- Developer(s): Cinemax
- Publisher(s): Cinemax
- Producer(s): Lukáš Macura Marek Nepožitek
- Designer(s): Miroslav Adamus Erik Codl Vojtech Pecka
- Writer(s): Miroslav Adamus
- Composer(s): Martin Linda
- Platform(s): Microsoft Windows
- Release: July 21, 2006
- Genre(s): Platform
- Mode(s): Single-player

= Gumboy: Crazy Adventures =

2006 video game

Gumboy: Crazy Adventures is a physics-based platform game released over Steam in 2006. It was developed by Czech developer CINEMAX, Ltd.

== Gameplay ==
In Gumboy, the player controls the rotation of a physically simulated ball. You move around large, abstract levels by spinning, completing various goals and collecting powerups.
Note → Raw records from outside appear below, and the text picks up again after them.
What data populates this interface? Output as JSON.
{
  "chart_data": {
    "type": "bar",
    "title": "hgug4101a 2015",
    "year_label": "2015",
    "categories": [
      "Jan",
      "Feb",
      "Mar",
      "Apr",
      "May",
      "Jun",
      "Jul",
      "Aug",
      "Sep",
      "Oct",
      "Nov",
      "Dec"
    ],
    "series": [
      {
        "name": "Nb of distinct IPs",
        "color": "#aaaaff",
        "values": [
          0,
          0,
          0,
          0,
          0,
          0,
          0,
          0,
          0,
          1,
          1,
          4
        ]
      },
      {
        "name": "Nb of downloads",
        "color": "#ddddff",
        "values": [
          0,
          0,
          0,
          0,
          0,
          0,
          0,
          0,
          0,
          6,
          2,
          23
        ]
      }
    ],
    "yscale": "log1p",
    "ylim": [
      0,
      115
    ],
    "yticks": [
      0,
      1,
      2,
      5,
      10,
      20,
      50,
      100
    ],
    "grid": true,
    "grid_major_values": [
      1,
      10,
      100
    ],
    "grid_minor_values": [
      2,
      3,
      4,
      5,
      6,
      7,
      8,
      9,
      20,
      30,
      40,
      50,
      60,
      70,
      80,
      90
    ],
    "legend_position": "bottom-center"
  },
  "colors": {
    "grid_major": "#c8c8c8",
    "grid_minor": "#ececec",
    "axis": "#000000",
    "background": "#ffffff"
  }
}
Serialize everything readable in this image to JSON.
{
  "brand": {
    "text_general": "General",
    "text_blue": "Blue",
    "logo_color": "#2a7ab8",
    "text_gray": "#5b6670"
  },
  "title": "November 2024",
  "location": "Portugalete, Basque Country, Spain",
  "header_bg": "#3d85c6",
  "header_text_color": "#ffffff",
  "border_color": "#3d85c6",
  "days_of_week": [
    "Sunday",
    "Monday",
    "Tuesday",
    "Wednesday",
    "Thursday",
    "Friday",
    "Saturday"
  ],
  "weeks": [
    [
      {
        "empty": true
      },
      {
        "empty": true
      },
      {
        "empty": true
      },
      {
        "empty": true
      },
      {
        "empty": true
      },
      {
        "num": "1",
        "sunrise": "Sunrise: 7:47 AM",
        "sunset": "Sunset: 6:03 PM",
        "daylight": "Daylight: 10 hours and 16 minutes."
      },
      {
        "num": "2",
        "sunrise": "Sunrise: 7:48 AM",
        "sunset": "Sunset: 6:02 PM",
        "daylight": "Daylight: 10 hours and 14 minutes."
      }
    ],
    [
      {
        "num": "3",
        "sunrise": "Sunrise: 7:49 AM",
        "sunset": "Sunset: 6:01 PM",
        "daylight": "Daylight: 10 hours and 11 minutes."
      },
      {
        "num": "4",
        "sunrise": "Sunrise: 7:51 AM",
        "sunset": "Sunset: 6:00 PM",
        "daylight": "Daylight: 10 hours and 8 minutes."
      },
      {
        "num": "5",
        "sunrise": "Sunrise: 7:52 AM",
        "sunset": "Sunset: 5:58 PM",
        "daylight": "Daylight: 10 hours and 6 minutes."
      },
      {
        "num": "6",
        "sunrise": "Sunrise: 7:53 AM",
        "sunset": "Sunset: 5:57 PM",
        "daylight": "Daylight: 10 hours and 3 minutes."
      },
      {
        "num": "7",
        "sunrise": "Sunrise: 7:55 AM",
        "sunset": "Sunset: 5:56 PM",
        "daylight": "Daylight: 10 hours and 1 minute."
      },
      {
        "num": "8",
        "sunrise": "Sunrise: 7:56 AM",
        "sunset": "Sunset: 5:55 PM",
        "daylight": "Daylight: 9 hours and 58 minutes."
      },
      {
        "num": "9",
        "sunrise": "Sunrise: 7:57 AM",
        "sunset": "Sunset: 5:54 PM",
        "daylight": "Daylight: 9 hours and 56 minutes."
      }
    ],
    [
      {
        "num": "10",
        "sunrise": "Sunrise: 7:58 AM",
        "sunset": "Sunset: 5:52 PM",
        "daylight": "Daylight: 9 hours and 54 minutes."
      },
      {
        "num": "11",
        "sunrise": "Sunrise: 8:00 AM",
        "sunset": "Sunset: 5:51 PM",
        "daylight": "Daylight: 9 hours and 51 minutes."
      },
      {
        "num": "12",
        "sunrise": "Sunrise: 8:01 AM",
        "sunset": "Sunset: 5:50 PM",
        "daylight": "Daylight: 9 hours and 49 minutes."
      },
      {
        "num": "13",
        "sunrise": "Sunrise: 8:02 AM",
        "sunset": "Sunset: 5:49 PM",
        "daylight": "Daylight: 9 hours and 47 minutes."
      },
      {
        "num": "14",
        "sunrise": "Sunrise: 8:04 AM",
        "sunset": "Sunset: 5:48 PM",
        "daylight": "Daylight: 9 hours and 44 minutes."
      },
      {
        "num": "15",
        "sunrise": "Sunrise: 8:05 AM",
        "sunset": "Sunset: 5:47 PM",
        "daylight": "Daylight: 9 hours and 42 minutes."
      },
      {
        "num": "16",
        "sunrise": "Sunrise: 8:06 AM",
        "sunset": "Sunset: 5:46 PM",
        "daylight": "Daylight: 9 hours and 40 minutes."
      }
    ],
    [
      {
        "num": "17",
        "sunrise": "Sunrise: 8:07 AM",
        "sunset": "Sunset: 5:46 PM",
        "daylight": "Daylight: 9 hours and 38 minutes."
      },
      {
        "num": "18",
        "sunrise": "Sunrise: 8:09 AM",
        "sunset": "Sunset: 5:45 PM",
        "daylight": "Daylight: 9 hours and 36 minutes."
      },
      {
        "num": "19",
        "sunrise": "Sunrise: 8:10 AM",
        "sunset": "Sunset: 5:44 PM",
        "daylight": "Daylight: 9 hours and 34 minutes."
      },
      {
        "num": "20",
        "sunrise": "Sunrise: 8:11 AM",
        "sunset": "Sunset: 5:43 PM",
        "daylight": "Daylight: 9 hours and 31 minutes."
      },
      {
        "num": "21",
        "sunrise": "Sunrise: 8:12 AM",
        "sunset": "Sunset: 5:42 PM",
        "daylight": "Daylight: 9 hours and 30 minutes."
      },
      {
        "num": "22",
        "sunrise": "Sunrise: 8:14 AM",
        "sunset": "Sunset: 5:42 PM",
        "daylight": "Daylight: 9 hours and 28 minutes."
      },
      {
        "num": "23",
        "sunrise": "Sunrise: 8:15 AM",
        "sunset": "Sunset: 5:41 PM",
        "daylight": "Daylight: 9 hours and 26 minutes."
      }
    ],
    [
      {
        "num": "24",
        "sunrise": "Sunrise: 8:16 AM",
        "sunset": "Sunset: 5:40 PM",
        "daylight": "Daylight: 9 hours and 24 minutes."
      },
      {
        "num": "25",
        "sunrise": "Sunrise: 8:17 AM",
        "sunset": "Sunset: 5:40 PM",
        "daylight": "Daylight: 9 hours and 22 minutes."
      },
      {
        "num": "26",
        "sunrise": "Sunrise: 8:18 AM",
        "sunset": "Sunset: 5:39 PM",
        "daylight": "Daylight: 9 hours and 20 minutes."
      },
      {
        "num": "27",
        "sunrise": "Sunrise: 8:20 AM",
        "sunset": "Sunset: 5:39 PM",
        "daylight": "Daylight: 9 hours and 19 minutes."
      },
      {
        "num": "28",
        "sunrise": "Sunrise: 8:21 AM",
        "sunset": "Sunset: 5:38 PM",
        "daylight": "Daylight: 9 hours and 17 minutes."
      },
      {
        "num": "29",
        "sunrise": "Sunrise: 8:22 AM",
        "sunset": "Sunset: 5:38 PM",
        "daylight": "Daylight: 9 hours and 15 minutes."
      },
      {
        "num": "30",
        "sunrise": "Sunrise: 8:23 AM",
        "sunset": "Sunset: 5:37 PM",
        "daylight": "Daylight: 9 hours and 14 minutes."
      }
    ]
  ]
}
Powerups can modify the shape of the Gumboy (for instance, turning him into a star), change the material of Gumboy (into gum, air, or water), or give the Gumboy special powers, such as the ability to stick to level features. In most levels, the Gumboy must acquire the magnetism powerup, which allows him to repel objects, and then guide objects to an NPC creature.

==Reception==
The game was generally well received by critics. Hypers Tim Henderson commends the game for being "original, charming and incredibly atmospheric". However, he criticised it for "some moments of frustration".

==Legacy==
In May 2008, a sequel was released titled Gumboy Tournament. The main addition to this game was multiplayer, both locally and online for up to nine players.